Aus dem Bundeshaus

Abschaffung des Eigenmietwerts: HEV kämpft für korrekte Umsetzung

von NR Gregor Rutz

Präsident HEV Schweiz

Der 28. September 2025 ist ein Meilenstein in der Geschichte des Hauseigentümerverbands: An diesem Tag stimmten fast 58 Prozent der Stimmberechtigten für die Abschaffung der Besteuerung des Eigenmietwerts. Lediglich sechs Kantone und ein Halbkanton lehnten den Systemwechsel bei der Wohneigentumsbesteuerung ab.

Bei der Abstimmung ging es um zwei Teilvorlagen: Abgestimmt wurde über den Bundesbeschluss über die kantonalen Liegenschaftssteuern auf Zweitliegenschaften, der mit dem Bundesgesetz über den Systemwechsel bei der Wohneigentumsbesteuerung verknüpft war. Rechtlich eine klare Situation – politisch für einzelne Kantone aber eine Herausforderung.

In den meisten Kantonen ist die Einführung einer Liegenschaftssteuer auf Zweitliegenschaften kein Thema. Einzelne Berg- und Tourismuskantone wie die Kantone Graubünden, Bern, Wallis oder Tessin denken aber über die Einführung einer solchen Steuer nach. Dieses Prozedere wird einige Zeit in Anspruch nehmen, denn dafür dürften Änderungen in der Kantonsverfassung nötig sein. Damit müssten nicht nur die Kantonsregierung, sondern auch Parlament und Stimmberechtigte über die notwendigen Anpassungen befinden. Die Situation verkompliziert sich dadurch, dass teilweise bereits ähnliche Steuern auf kommunaler Ebene existieren.

Der HEV Schweiz ging, zusammen mit dem Bundesrat, stets davon aus, dass die neuen Bestimmungen auf Bundesebene per Januar 2028 in Kraft treten und eine zweijährige Übergangsfrist reicht. Die betroffenen Kantone – eine kleine Minderheit – haben nun erreicht, dass sich die Finanzdirektorenkonferenz beim Bundesrat für eine Verlängerung dieser Frist eingesetzt hat. In der Landesregierung regte sich – was irritiert – keine Opposition gegen diese Forderungen. Allerdings lag auch dem Finanzdepartement eine rasche Umsetzung der Vorlage am Herzen.

So entschied der Bundesrat im April, die Reform der Wohneigentumsbesteuerung auf den 1. Januar 2029 in Kraft zu setzen.

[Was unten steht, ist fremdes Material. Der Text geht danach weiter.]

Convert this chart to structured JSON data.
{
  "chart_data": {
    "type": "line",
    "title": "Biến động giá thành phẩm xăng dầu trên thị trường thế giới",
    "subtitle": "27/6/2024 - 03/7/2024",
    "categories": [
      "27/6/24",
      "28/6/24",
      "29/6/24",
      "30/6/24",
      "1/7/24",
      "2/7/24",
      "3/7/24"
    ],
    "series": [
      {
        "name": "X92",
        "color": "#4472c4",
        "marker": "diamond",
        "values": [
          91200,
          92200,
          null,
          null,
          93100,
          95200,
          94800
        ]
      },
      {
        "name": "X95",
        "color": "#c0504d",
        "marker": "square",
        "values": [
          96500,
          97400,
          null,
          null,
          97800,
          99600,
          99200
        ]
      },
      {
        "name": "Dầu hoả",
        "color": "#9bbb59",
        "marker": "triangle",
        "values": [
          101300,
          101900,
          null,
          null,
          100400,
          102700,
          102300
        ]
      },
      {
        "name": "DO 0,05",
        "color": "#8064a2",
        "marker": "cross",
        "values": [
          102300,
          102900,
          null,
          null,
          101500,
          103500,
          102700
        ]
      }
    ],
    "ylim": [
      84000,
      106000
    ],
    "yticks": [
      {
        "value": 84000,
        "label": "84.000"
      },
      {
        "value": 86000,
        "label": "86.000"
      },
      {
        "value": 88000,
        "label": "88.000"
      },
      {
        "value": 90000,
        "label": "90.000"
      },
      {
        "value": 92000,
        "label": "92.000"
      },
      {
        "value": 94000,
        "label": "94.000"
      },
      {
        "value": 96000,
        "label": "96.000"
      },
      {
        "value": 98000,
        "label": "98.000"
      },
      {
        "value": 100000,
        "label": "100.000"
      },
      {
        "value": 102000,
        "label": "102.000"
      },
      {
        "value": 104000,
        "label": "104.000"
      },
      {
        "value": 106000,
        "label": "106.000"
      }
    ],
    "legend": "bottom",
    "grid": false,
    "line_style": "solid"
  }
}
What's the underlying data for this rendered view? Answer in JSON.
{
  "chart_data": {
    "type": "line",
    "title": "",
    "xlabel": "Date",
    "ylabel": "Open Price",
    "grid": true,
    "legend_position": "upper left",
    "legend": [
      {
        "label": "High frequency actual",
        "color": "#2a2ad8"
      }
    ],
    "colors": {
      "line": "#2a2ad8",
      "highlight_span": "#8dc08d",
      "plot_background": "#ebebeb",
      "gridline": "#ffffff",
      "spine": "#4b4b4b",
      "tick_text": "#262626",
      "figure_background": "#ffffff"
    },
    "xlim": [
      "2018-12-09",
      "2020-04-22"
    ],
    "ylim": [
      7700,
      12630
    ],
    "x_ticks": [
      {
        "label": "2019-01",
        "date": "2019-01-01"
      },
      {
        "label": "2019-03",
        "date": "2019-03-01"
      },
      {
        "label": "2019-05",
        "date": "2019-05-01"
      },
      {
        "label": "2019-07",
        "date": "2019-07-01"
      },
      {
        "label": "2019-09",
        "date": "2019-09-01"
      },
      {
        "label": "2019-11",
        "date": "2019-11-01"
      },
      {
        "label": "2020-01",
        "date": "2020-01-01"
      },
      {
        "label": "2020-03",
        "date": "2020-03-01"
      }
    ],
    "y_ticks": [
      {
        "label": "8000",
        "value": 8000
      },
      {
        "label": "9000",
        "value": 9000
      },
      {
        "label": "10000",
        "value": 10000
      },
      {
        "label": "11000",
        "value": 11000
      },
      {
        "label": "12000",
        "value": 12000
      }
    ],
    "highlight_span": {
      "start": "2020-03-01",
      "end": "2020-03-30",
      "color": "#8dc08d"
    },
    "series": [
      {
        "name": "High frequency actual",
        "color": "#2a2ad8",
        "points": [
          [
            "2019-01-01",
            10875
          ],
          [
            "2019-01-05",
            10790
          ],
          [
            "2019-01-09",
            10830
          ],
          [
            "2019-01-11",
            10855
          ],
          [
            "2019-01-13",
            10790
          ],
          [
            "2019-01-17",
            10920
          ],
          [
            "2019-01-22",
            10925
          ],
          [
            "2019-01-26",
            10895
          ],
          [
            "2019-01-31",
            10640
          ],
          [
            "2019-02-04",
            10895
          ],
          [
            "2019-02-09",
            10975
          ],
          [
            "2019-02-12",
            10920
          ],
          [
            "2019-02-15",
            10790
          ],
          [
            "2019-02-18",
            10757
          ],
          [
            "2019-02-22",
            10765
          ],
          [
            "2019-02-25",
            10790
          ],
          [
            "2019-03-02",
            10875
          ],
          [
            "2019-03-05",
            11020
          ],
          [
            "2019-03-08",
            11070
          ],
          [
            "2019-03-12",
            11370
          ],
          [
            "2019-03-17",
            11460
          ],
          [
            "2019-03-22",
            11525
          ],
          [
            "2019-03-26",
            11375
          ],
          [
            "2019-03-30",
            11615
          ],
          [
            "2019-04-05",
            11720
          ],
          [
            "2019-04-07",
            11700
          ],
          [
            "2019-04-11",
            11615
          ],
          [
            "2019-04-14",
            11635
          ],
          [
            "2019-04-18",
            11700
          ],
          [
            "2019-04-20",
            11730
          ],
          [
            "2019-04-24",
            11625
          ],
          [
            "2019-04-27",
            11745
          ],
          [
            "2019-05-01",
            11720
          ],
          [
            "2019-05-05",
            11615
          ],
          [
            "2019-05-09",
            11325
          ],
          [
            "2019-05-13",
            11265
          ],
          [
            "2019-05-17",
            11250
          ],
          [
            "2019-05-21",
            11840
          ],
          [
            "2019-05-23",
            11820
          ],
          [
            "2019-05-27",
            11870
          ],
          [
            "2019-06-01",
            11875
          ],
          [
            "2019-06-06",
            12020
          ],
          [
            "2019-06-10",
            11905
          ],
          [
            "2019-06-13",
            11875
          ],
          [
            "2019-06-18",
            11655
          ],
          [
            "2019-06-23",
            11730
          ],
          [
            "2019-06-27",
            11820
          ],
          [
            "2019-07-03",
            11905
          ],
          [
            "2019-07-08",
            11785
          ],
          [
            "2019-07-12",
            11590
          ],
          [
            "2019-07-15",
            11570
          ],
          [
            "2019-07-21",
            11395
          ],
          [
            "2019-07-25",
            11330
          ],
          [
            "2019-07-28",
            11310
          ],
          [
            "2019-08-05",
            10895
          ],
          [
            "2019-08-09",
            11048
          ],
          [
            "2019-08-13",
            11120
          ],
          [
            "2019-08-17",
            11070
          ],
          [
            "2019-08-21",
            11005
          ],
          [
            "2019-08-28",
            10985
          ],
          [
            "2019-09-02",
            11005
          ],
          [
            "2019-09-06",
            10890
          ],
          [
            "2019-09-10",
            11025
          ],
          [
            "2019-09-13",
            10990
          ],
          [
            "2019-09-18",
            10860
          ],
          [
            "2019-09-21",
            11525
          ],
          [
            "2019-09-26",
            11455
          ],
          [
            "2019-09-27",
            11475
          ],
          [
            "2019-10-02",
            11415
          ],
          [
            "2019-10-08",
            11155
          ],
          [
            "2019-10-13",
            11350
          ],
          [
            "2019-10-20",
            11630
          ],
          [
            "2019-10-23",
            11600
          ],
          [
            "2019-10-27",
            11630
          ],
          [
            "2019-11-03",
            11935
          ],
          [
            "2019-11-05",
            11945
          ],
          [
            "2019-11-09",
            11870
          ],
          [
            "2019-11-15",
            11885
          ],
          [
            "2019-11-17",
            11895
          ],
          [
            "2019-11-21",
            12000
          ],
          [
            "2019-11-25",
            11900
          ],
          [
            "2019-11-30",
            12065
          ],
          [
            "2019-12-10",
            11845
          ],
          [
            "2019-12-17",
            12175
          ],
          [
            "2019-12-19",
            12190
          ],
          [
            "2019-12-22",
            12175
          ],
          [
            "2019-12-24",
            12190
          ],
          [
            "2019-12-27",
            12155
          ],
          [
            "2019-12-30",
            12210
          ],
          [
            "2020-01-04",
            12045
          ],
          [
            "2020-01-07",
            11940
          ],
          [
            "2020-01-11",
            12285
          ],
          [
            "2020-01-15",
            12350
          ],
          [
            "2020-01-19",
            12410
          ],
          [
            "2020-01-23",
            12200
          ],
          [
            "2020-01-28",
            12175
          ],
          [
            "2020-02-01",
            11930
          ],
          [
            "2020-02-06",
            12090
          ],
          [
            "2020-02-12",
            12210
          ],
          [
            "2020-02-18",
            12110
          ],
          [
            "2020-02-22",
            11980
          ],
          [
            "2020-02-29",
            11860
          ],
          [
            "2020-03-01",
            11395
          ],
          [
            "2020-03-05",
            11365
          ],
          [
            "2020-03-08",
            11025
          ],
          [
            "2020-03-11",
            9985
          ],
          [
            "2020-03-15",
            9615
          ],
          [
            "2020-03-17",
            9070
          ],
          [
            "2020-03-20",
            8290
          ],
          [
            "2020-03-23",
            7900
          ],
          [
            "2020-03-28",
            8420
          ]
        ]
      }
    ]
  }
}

Wichtig ist folgender Satz der Medienmitteilung: «Eine noch spätere Inkraftsetzung wäre aus Sicht des Bundesrats nicht vertretbar gewesen.» Aus Sicht des HEV Schweiz allerdings ist auch diese Verzögerung unverständlich. Dass diese ungerechte Geistersteuer endlich abgeschafft wird, ist im Interesse aller – und gerade auch für junge Ersterwerber wichtig.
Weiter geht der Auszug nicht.